Bouddhisme et monde moderne

« Je n’ai aucune difficulté a pratiquer ma spiritualité dans le monde moderne actuel, au contraire : toute l’idée c’est justement de faire avec la réalité. Un auteur comme Franz Kafka illustre parfaitement cela. Il a vécu à Prague, et dans tous ces livres on constate qu’il rentre en rapport avec ce monde et en fait l’épreuve. On lui a d’ailleurs beaucoup reproché de ne pas avoir fait plus, ni d’avoir de solution. Mais c’est justement le problème avec les idéologies : on décide que le réel est mauvais et qu’il faut le changer, ce qui est une stratégie pour justement éviter d’être responsable ; c’est encore une fois une manière de cloisonner la réalité et de refuser quelque chose de l’impossibilité du monde. Le geste de Kafka par contre est celui de faire l’expérience du réel et d’y répondre – non pas de le changer ou l’éviter. Je pense que - dans des situations bien sûr très différentes - j’essaie de faire ce même geste ».
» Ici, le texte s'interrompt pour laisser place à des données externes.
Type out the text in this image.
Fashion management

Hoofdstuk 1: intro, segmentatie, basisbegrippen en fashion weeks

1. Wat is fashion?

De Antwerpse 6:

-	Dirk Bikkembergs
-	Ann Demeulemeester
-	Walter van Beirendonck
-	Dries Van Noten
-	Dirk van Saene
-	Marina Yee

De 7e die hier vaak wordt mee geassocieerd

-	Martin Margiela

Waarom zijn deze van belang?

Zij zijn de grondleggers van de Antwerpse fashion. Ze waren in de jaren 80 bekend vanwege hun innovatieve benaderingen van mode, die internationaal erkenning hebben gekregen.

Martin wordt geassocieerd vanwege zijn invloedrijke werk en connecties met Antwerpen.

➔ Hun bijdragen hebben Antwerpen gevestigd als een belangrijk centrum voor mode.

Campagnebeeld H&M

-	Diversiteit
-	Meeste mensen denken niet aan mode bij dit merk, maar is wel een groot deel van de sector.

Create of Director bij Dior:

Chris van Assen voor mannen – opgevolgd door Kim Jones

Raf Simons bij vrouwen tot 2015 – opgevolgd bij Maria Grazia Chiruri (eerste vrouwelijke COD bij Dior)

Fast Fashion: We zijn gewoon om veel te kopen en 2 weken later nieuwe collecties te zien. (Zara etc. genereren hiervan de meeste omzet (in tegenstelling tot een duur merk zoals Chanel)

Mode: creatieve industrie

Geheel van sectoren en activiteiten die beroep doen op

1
Dogmes et questions de mœurs

« Dans le bouddhisme tel que je le conçois, il n’y a pas de dogme ni d’orthodoxie : personnellement je ne crois pas à la réincarnation, je ne cherche pas à savoir si cela existe ou pas, j’essaye vraiment d’être ancré dans le quotidien tel qu’il est réellement afin de vivre l’ampleur de la réalité. Le fait que les choses soient mortelles permet simplement de donner un sens plus immédiat au monde : chaque instant meurt et fait place à un autre, ce qui demande de vivre avec le plus d’acuité possible. Je pense que liquider l’angoisse de la mort fait perdre tout rapport authentique aux choses. Les autres préceptes bouddhistes, s’abstenir de tuer, de voler, de dire des choses offensantes, d’avoir des relations sexuelles préjudiciables, ou de prendre des produits intoxiquants, sont généraux : ils n’interdisent rien en particulier, ni ne sont des impératifs catégoriques. L’idée n’est pas d’établir des règles fixes, mais de développer une présence d’esprit qui permet de répondre à la singularité de chaque situation. Ainsi, sur des questions de mœurs comme l’avortement, le mariage et l’adoption pour les homosexuels ou encore l’euthanasie, je n’ai pas de position idéologique et j’estime qu’il faut examiner au cas par cas. Ce genre de décision appartient à la personne concernée, je n’ai pas de position a priori, mis à part un principe général du respect de toute vie.

Les autres religions

« Je pense qu’il y a une dimension spirituelle dans chaque religion qui permet de toucher cette présence, cet espace plus vaste de la réalité hors de toute métaphysique ou préconceptions. Martin Buber dans le judaïsme, Maître Eckhart dans le christianisme ou Ibn Arabi dans l’islam sont des exemples parmi d’autres. Ensuite, le gros problème, c’est que la religion devient souvent aujourd’hui une identité, un carcant dévaluant certaines dimensions de notre existence, pour s’en préserver, souvent de façon illusoire. Cela devient un moyen de se protéger de vivre sa vie, et empêche parfois d’être présent au monde. Cela dit, il n’y a pas de meilleure manière ou de spiritualité supérieure : pour ma part j’ai rencontré la voie bouddhiste, mais j’aurais très bien pu, dans d’autres circonstances, me tourner vers une autre voie. Il y a des milliers de portes qui permettent de faire l’épreuve de chaque moment de sa vie, le bouddhisme est l’une d’entre elles. L’unique vérité c’est avant tout celle dont chacun fait l’épreuve ».

* Fabrice Midal est le fondateur de l’Ecole occidentale de méditation, il propose une approche laïque de la méditation et du bouddhisme, en lien avec la culture et l’art occidental.